Edward the Elder (874-17 July 924) was King of Wessex from 26 October 899 to 17 July 924, succeeding Alfred the Great and preceding Aethelstan of England.
Biography[]
Edward was born in Winchester, Wessex in 874, the son of King Alfred the Great of Wessex and Queen Ealhswith. Edward was trained in martial skills by Uhtred of Bebbanburg and Steapa, and, as a teenager, he struggled with his responsibilities as crown prince, being forced to divorce his wife Ecgwynn, who had a lascivious reputation (and was forced into a nunnery with her children in order to make his marriage to her invalid). In 892, Edward was betrothed to marry Aelfflaed, the daughter of Ealdorman Aethelhelm of Wiltshire, the richest man in Wessex. A year later, he held his first battlefield command at the Battle of Beamfleot, where he disobeyed his father's orders to abandon Uhtred's force and led his men in a charge, saving the day and defeating Hastein's Vikings.

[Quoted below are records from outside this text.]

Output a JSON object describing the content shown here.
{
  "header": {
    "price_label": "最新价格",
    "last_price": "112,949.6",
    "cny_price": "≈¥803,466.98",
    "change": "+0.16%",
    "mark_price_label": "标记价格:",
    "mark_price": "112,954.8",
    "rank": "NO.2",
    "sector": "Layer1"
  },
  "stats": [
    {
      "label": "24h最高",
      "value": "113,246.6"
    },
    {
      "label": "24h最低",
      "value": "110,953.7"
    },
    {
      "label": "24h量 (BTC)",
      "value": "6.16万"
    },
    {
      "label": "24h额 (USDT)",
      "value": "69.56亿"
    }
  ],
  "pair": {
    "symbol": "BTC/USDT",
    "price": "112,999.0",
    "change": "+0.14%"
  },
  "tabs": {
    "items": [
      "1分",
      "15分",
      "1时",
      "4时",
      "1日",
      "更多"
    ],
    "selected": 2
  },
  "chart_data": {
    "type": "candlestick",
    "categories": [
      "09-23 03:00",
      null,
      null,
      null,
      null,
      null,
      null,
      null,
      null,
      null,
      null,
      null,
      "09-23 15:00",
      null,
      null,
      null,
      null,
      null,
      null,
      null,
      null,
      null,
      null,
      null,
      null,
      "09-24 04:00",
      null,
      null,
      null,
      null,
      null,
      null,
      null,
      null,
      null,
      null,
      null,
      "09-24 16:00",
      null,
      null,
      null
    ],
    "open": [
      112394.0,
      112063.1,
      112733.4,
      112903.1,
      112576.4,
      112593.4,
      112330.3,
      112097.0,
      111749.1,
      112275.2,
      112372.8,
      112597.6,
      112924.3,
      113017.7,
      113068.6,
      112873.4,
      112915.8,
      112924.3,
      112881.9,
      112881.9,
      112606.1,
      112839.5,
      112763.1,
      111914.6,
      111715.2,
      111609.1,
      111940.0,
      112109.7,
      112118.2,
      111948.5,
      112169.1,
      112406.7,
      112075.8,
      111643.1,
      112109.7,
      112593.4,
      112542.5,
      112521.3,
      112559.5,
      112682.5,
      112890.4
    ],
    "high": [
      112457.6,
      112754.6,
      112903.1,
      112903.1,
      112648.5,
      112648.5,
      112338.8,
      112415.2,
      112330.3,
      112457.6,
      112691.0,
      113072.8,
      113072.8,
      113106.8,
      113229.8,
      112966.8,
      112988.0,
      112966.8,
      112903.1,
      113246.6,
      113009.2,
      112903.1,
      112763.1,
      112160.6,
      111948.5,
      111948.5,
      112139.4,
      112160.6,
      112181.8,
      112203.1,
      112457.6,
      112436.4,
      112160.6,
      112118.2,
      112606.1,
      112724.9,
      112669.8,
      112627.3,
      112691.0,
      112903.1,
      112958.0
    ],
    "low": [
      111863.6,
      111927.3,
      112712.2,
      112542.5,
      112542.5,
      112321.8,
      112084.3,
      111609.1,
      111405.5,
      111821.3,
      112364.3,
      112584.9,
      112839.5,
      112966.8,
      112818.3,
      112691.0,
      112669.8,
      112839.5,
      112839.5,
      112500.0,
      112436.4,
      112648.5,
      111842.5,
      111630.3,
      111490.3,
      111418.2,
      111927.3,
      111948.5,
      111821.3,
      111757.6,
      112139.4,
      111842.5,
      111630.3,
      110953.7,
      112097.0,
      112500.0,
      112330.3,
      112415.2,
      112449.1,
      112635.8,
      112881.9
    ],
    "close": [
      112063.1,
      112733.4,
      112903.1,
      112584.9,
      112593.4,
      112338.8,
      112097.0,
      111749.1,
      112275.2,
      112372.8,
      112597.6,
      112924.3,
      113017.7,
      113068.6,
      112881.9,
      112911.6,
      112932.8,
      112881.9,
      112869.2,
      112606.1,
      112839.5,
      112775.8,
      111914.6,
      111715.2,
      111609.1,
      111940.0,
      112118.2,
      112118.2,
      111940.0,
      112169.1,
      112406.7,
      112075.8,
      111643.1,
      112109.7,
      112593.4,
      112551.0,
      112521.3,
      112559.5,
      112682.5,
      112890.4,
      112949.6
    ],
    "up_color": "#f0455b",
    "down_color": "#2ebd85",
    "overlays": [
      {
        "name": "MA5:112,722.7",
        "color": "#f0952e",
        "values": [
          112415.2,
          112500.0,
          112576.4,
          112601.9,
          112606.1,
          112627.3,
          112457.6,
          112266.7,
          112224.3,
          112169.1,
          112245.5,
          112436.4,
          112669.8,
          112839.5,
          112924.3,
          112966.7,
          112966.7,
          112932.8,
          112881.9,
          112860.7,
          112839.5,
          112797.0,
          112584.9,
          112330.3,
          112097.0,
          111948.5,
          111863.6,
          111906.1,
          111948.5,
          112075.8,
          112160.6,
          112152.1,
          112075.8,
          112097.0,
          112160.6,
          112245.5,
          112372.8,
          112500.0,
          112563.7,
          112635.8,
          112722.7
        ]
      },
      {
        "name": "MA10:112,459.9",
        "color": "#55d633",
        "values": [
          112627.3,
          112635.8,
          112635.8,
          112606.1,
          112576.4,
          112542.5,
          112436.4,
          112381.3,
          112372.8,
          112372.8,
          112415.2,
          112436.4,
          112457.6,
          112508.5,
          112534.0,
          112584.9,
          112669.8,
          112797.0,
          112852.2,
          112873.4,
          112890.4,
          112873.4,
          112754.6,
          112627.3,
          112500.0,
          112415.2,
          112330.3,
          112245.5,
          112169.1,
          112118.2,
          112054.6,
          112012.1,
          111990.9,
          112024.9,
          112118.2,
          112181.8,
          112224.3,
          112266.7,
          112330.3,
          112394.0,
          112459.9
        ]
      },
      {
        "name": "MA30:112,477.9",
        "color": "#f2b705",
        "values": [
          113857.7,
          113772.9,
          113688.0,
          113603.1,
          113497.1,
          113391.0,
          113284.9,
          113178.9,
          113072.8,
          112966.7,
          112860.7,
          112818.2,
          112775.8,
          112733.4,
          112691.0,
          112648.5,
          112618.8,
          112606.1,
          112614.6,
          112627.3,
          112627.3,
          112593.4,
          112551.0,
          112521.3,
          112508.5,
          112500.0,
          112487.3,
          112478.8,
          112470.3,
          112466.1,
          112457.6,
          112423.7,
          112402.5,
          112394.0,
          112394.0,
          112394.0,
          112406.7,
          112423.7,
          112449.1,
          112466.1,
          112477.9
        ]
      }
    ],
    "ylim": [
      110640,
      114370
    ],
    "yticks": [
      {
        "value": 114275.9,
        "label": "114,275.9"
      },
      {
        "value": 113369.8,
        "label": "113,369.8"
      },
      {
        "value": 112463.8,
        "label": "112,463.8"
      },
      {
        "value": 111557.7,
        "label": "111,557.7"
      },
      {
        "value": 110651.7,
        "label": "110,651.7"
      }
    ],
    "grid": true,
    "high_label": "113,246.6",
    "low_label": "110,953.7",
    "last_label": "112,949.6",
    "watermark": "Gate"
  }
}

Edward became King of Wessex on 26 October 899 following his father's death, although he was challenged by his cousin Aethelwold Aetheling, the son of Aethelred of Wessex. Aethelwold invaded Wessex at the head of an army of Danish warriors and West Saxon rebels, but Edward's forces were victorious over Aethelwold at the Battle of the Holme, where Aethelwold and the Viking ruler Eohric of East Anglia were slain. From 911 to 914, he and his sister Aethelflaed, the regent of Mercia, built fortresses to defend Anglo-Saxon England from Viking attacks. In 914, he repelled the Breton Viking Ottir's invasion, and, that same year, he forced the Vikings of Bedford and Northampton to submit. In 917, his forces scored another victory over the Vikings at Tempsford, destroying their burh. In 918, after Aethelflaed's death, Edward forced her daughter Aelfwynn into a monastery, and he became lord of Mercia as well, as well as obtaining the fealty of the five Welsh kingdoms. He died in 924, and he was succeeded by his son Aethelstan.